Writing an 7000 character regex

← Back to Kevin's homepagePublished: 2018 June 8

Note: This was originally a response on the sketch.systems forum to someone who wanted to name states with characters outside of ASCII. The details turned out to be sufficiently entertaining to publish here for posterity.

Sketch.systems specs are parsed by a GLL-parser (Clojure’s Instaparse), defined by an EBNF grammar. The relevant grammar rule for this story is:

word = !indent (#"\w+" | '-' | '*' | '?')+

where the \w is the familiar “word” regular expression character class.

As someone who only speaks English, I never thought much about this character class since it always matched what I wanted (that is to say, English words). Somewhere in the back of my mind, I assumed that since JavaScript has UTF-16 strings, it’s regex implementation would probably just “do the right thing” and match word characters outside of ASCII.

Nope — turns out the \w character class is equivalent to just [A-Za-z0-9_] (MDN docs).

If you’re thinking “surely there’s modern Unicode equivalent!”, you’re right! Unicode characters are assigned to general categories like “Letter, uppercase” or “Number, decimal digit”.

These categories can be referred to within Java regular expressions since JDK7, which I verified by using the regex [\p{L}\p{M}\p{N}]+ (L, M, and N for Unicode Letters, Marks, and Numbers, categories, respectively).

Chrome also supports these classes within regexes that have the “unicode” flag. For example,/[\p{L}\p{M}\p{N}]/u.test("матрёшка") evaluates to true in Chrome.

I’m calling out “Chrome” specifically here, because it does not yet work in other browsers — regex unicode property escapes are scheduled in ES2018 (see proposal).

So, how can we support the many attractive and intelligent people who use Sketch.systems with other browsers?

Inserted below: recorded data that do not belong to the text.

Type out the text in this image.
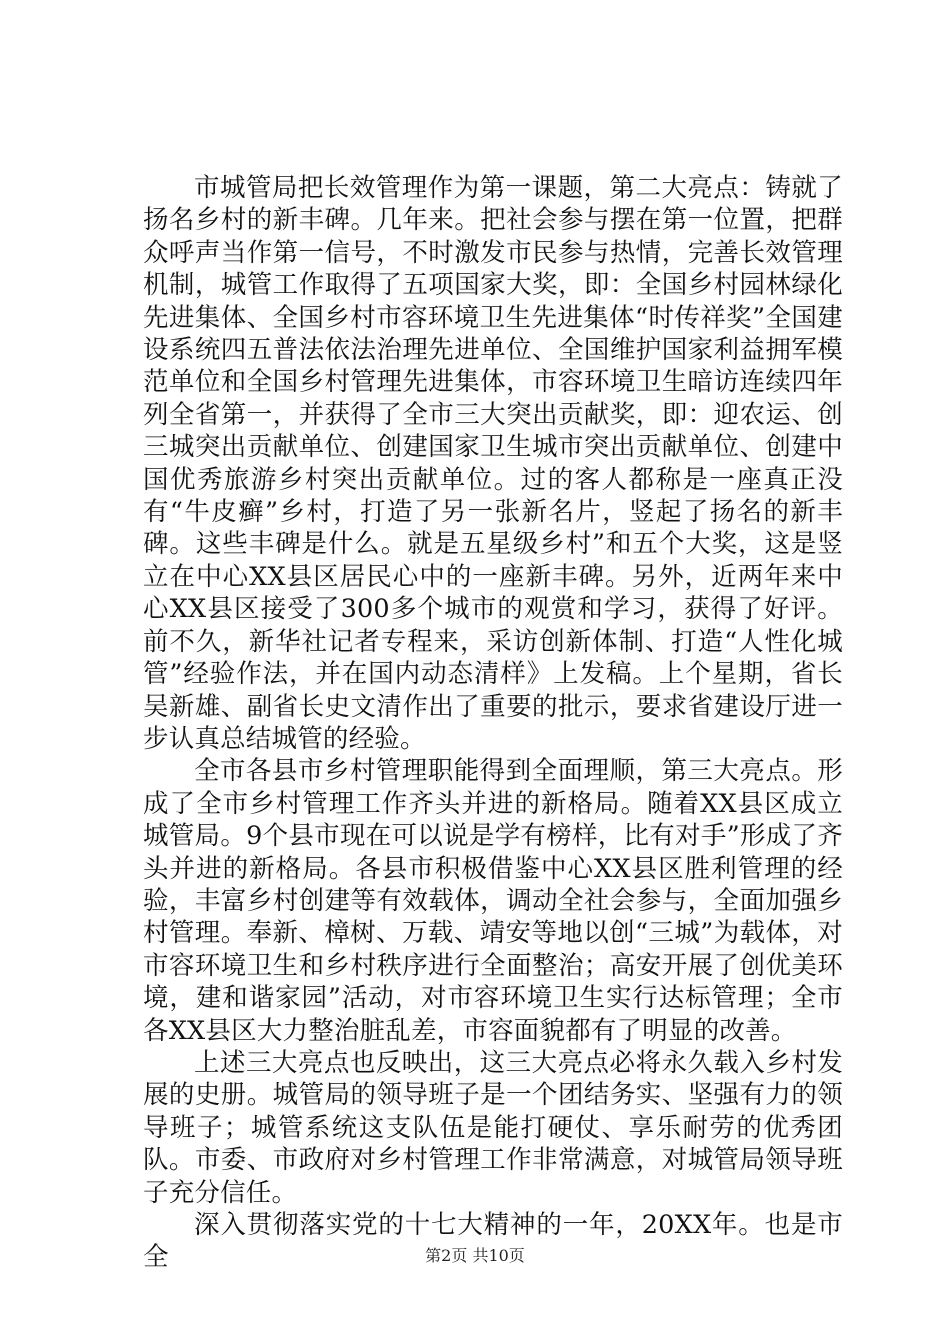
市城管局把长效管理作为第一课题，第二大亮点：铸就了扬名乡村的新丰碑。几年来。把社会参与摆在第一位置，把群众呼声当作第一信号，不时激发市民参与热情，完善长效管理机制，城管工作取得了五项国家大奖，即：全国乡村园林绿化先进集体、全国乡村市容环境卫生先进集体“时传祥奖”全国建设系统四五普法依法治理先进单位、全国维护国家利益拥军模范单位和全国乡村管理先进集体，市容环境卫生暗访连续四年列全省第一，并获得了全市三大突出贡献奖，即：迎农运、创三城突出贡献单位、创建国家卫生城市突出贡献单位、创建中国优秀旅游乡村突出贡献单位。过的客人都称是一座真正没有“牛皮癣”乡村，打造了另一张新名片，竖起了扬名的新丰碑。这些丰碑是什么。就是五星级乡村”和五个大奖，这是竖立在中心XX县区居民心中的一座新丰碑。另外，近两年来中心XX县区接受了300多个城市的观赏和学习，获得了好评。前不久，新华社记者专程来，采访创新体制、打造“人性化城管”经验作法，并在国内动态清样》上发稿。上个星期，省长吴新雄、副省长史文清作出了重要的批示，要求省建设厅进一步认真总结城管的经验。

全市各县市乡村管理职能得到全面理顺，第三大亮点。形成了全市乡村管理工作齐头并进的新格局。随着XX县区成立城管局。9个县市现在可以说是学有榜样，比有对手”形成了齐头并进的新格局。各县市积极借鉴中心XX县区胜利管理的经验，丰富乡村创建等有效载体，调动全社会参与，全面加强乡村管理。奉新、樟树、万载、靖安等地以创“三城”为载体，对市容环境卫生和乡村秩序进行全面整治；高安开展了创优美环境，建和谐家园”活动，对市容环境卫生实行达标管理；全市各XX县区大力整治脏乱差，市容面貌都有了明显的改善。

上述三大亮点也反映出，这三大亮点必将永久载入乡村发展的史册。城管局的领导班子是一个团结务实、坚强有力的领导班子；城管系统这支队伍是能打硬仗、享乐耐劳的优秀团队。市委、市政府对乡村管理工作非常满意，对城管局领导班子充分信任。

深入贯彻落实党的十七大精神的一年，20XX年。也是市全	第2页 共10页
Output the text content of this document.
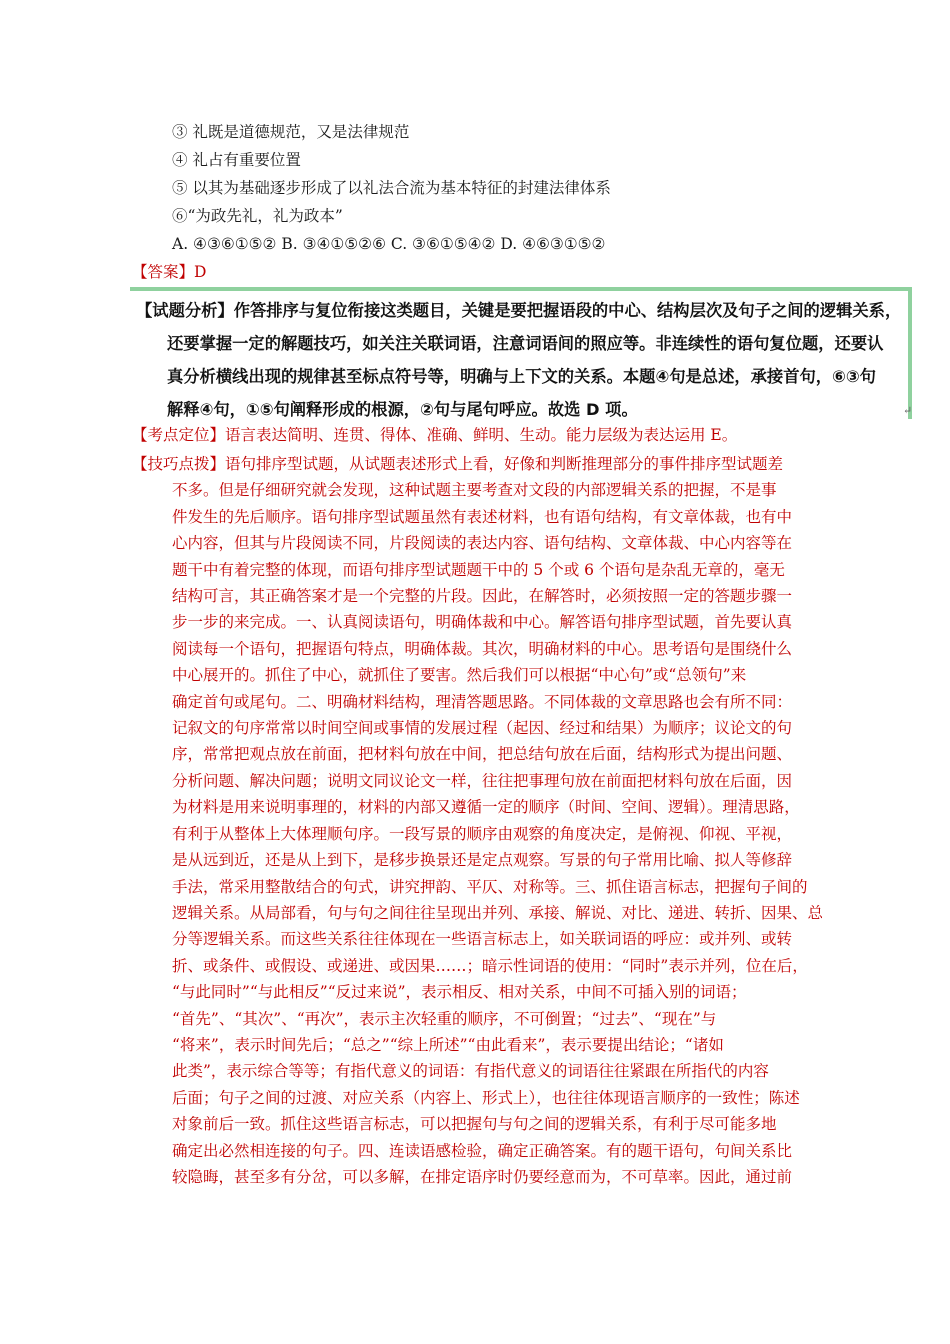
③ 礼既是道德规范，又是法律规范
④ 礼占有重要位置
⑤ 以其为基础逐步形成了以礼法合流为基本特征的封建法律体系
⑥“为政先礼，礼为政本”
A. ④③⑥①⑤② B. ③④①⑤②⑥ C. ③⑥①⑤④② D. ④⑥③①⑤②
【答案】D
【试题分析】作答排序与复位衔接这类题目，关键是要把握语段的中心、结构层次及句子之间的逻辑关系，
还要掌握一定的解题技巧，如关注关联词语，注意词语间的照应等。非连续性的语句复位题，还要认
真分析横线出现的规律甚至标点符号等，明确与上下文的关系。本题④句是总述，承接首句，⑥③句
解释④句，①⑤句阐释形成的根源，②句与尾句呼应。故选 D 项。	↵
【考点定位】语言表达简明、连贯、得体、准确、鲜明、生动。能力层级为表达运用 E。
【技巧点拨】语句排序型试题，从试题表述形式上看，好像和判断推理部分的事件排序型试题差
不多。但是仔细研究就会发现，这种试题主要考查对文段的内部逻辑关系的把握，不是事
件发生的先后顺序。语句排序型试题虽然有表述材料，也有语句结构，有文章体裁，也有中
心内容，但其与片段阅读不同，片段阅读的表达内容、语句结构、文章体裁、中心内容等在
题干中有着完整的体现，而语句排序型试题题干中的 5 个或 6 个语句是杂乱无章的，毫无
结构可言，其正确答案才是一个完整的片段。因此，在解答时，必须按照一定的答题步骤一
步一步的来完成。一、认真阅读语句，明确体裁和中心。解答语句排序型试题，首先要认真
阅读每一个语句，把握语句特点，明确体裁。其次，明确材料的中心。思考语句是围绕什么
中心展开的。抓住了中心，就抓住了要害。然后我们可以根据“中心句”或“总领句”来
确定首句或尾句。二、明确材料结构，理清答题思路。不同体裁的文章思路也会有所不同：
记叙文的句序常常以时间空间或事情的发展过程（起因、经过和结果）为顺序；议论文的句
序，常常把观点放在前面，把材料句放在中间，把总结句放在后面，结构形式为提出问题、
分析问题、解决问题；说明文同议论文一样，往往把事理句放在前面把材料句放在后面，因
为材料是用来说明事理的，材料的内部又遵循一定的顺序（时间、空间、逻辑）。理清思路，
有利于从整体上大体理顺句序。一段写景的顺序由观察的角度决定，是俯视、仰视、平视，
是从远到近，还是从上到下，是移步换景还是定点观察。写景的句子常用比喻、拟人等修辞
手法，常采用整散结合的句式，讲究押韵、平仄、对称等。三、抓住语言标志，把握句子间的
逻辑关系。从局部看，句与句之间往往呈现出并列、承接、解说、对比、递进、转折、因果、总
分等逻辑关系。而这些关系往往体现在一些语言标志上，如关联词语的呼应：或并列、或转
折、或条件、或假设、或递进、或因果……；暗示性词语的使用：“同时”表示并列，位在后，
“与此同时”“与此相反”“反过来说”，表示相反、相对关系，中间不可插入别的词语；
“首先”、“其次”、“再次”，表示主次轻重的顺序，不可倒置；“过去”、“现在”与
“将来”，表示时间先后；“总之”“综上所述”“由此看来”，表示要提出结论；“诸如
此类”，表示综合等等；有指代意义的词语：有指代意义的词语往往紧跟在所指代的内容
后面；句子之间的过渡、对应关系（内容上、形式上），也往往体现语言顺序的一致性；陈述
对象前后一致。抓住这些语言标志，可以把握句与句之间的逻辑关系，有利于尽可能多地
确定出必然相连接的句子。四、连读语感检验，确定正确答案。有的题干语句，句间关系比
较隐晦，甚至多有分岔，可以多解，在排定语序时仍要经意而为，不可草率。因此，通过前
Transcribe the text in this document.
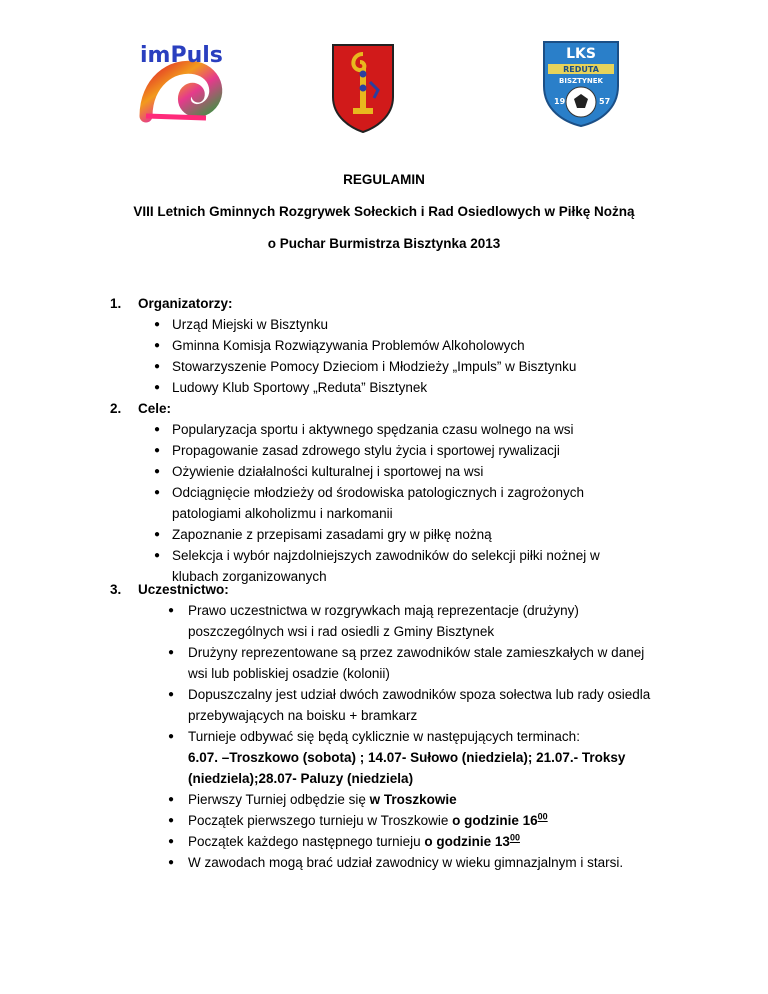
imPuls	LKS
REDUTA
BISZTYNEK
19	57
REGULAMIN
VIII Letnich Gminnych Rozgrywek Sołeckich i Rad Osiedlowych w Piłkę Nożną
o Puchar Burmistrza Bisztynka 2013
1. Organizatorzy:
● Urząd Miejski w Bisztynku
● Gminna Komisja Rozwiązywania Problemów Alkoholowych
● Stowarzyszenie Pomocy Dzieciom i Młodzieży „Impuls” w Bisztynku
● Ludowy Klub Sportowy „Reduta” Bisztynek
2. Cele:
● Popularyzacja sportu i aktywnego spędzania czasu wolnego na wsi
● Propagowanie zasad zdrowego stylu życia i sportowej rywalizacji
● Ożywienie działalności kulturalnej i sportowej na wsi
● Odciągnięcie młodzieży od środowiska patologicznych i zagrożonych
patologiami alkoholizmu i narkomanii
● Zapoznanie z przepisami zasadami gry w piłkę nożną
● Selekcja i wybór najzdolniejszych zawodników do selekcji piłki nożnej w
klubach zorganizowanych
3. Uczestnictwo:
● Prawo uczestnictwa w rozgrywkach mają reprezentacje (drużyny)
poszczególnych wsi i rad osiedli z Gminy Bisztynek
● Drużyny reprezentowane są przez zawodników stale zamieszkałych w danej
wsi lub pobliskiej osadzie (kolonii)
● Dopuszczalny jest udział dwóch zawodników spoza sołectwa lub rady osiedla
przebywających na boisku + bramkarz
● Turnieje odbywać się będą cyklicznie w następujących terminach:
6.07. –Troszkowo (sobota) ; 14.07- Sułowo (niedziela); 21.07.- Troksy
(niedziela);28.07- Paluzy (niedziela)
● Pierwszy Turniej odbędzie się w Troszkowie
● Początek pierwszego turnieju w Troszkowie o godzinie $16^{00}$
● Początek każdego następnego turnieju o godzinie $13^{00}$
● W zawodach mogą brać udział zawodnicy w wieku gimnazjalnym i starsi.
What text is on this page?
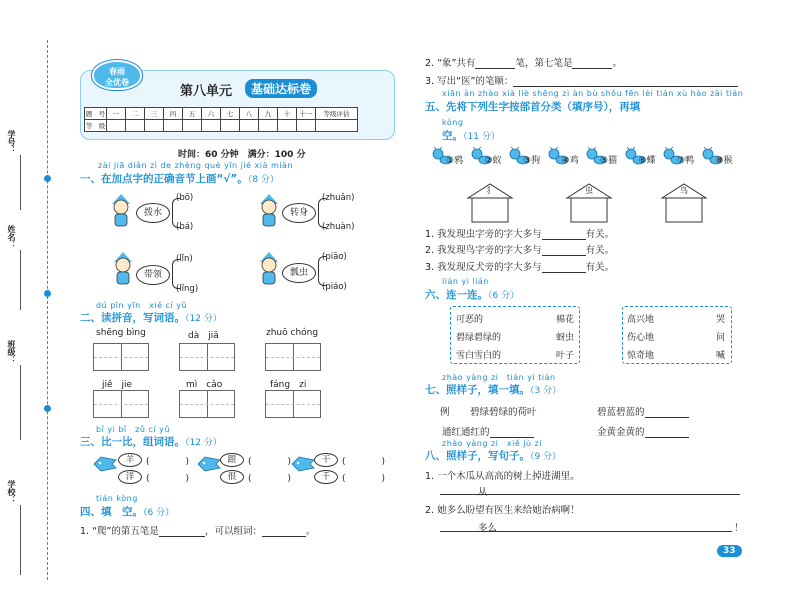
学号：
姓名：
班级：
学校：
春雨
全优卷
第八单元	基础达标卷
题　号	一	二	三	四	五	六	七	八	九	十	十一	等级评估
等　级												
时间：60 分钟　满分：100 分
zài jiā diǎn zì de zhèng què yīn jié xià miàn
一、在加点字的正确音节上画“√”。（8 分）
拨水
(bō)
(bá)
转身
(zhuǎn)
(zhuàn)
带领
(lǐn)
(lǐng)
瓢虫
(piāo)
(piáo)
dú pīn yīn　xiě cí yǔ
二、读拼音，写词语。（12 分）
shēng bìng	dà　jiā	zhuō chóng
jiě　jie	mì　cǎo	fáng　zi
bǐ yi bǐ　zǔ cí yǔ
三、比一比，组词语。（12 分）
羊
洋
(　　　　)
(　　　　)
跟
很
(　　　　)
(　　　　)
干
千
(　　　　)
(　　　　)
tián kòng
四、填　空。（6 分）
1. “爬”的第五笔是	，可以组词：	。
2. “象”共有	笔，第七笔是	。
3. 写出“医”的笔顺：
xiān àn zhào xià liè shēng zì àn bù shǒu fēn lèi tián xù hào zài tián
五、先将下列生字按部首分类（填序号），再填
kòng
空。（11 分）
①鸦 ②蚁 ③狗 ④鸡 ⑤猫 ⑥蝶 ⑦鸭 ⑧猴
犭	虫	鸟
1. 我发现虫字旁的字大多与	有关。
2. 我发现鸟字旁的字大多与	有关。
3. 我发现反犬旁的字大多与	有关。
lián yi lián
六、连一连。（6 分）
可恶的
碧绿碧绿的
雪白雪白的
棉花
蚜虫
叶子
高兴地
伤心地
惊奇地
哭
问
喊
zhào yàng zi　tián yi tián
七、照样子，填一填。（3 分）
例 碧绿碧绿的荷叶	碧蓝碧蓝的
通红通红的	金黄金黄的
zhào yàng zi　xiě jù zi
八、照样子，写句子。（9 分）
1. 一个木瓜从高高的树上掉进湖里。
从
2. 她多么盼望有医生来给她治病啊！
多么	！
33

The best solution I could find was to create a regex with a character class that explicitly matches the underlying codepoints. E.g., [A-Za-z\xAA\xB5...] where A-Z and a-z match ASCII, then \xAA (the feminine ordinal indicator), \xB5 (the micro sign), and so forth.

Thankfully, most letter codepoints tend to be consecutive and can be matched with ranges, just like the ASCII A-Z and a-z. For example, the Greek letter μ (not the same thing as the micro sign!) is at \u03BC, which is matched by the range \u03A3-\u03F5: Σ-ϵ, capital Sigma to lunate epsilon. (This isn’t the entire Greek alphabet, just a portion; e.g., following the lunate epsilon (a letter) is the reversed lunate epsilon, which Unicoders have deemed part of the “math symbol” category rather than “letter” category.)

All-in-all, the letter-matching regex comes in at a hair over 7000 characters, which is quite a deal, since it matches 125,419 characters!

So, please use as many letters as you can in your sketches =)

Huge thanks to Mathias Bynens for writing a bunch of great articles about the JavaScript-meets-Unicode situation, in particular:

and for his tool that expands regexes using unicode property escapes into regexes that match codepoints directly.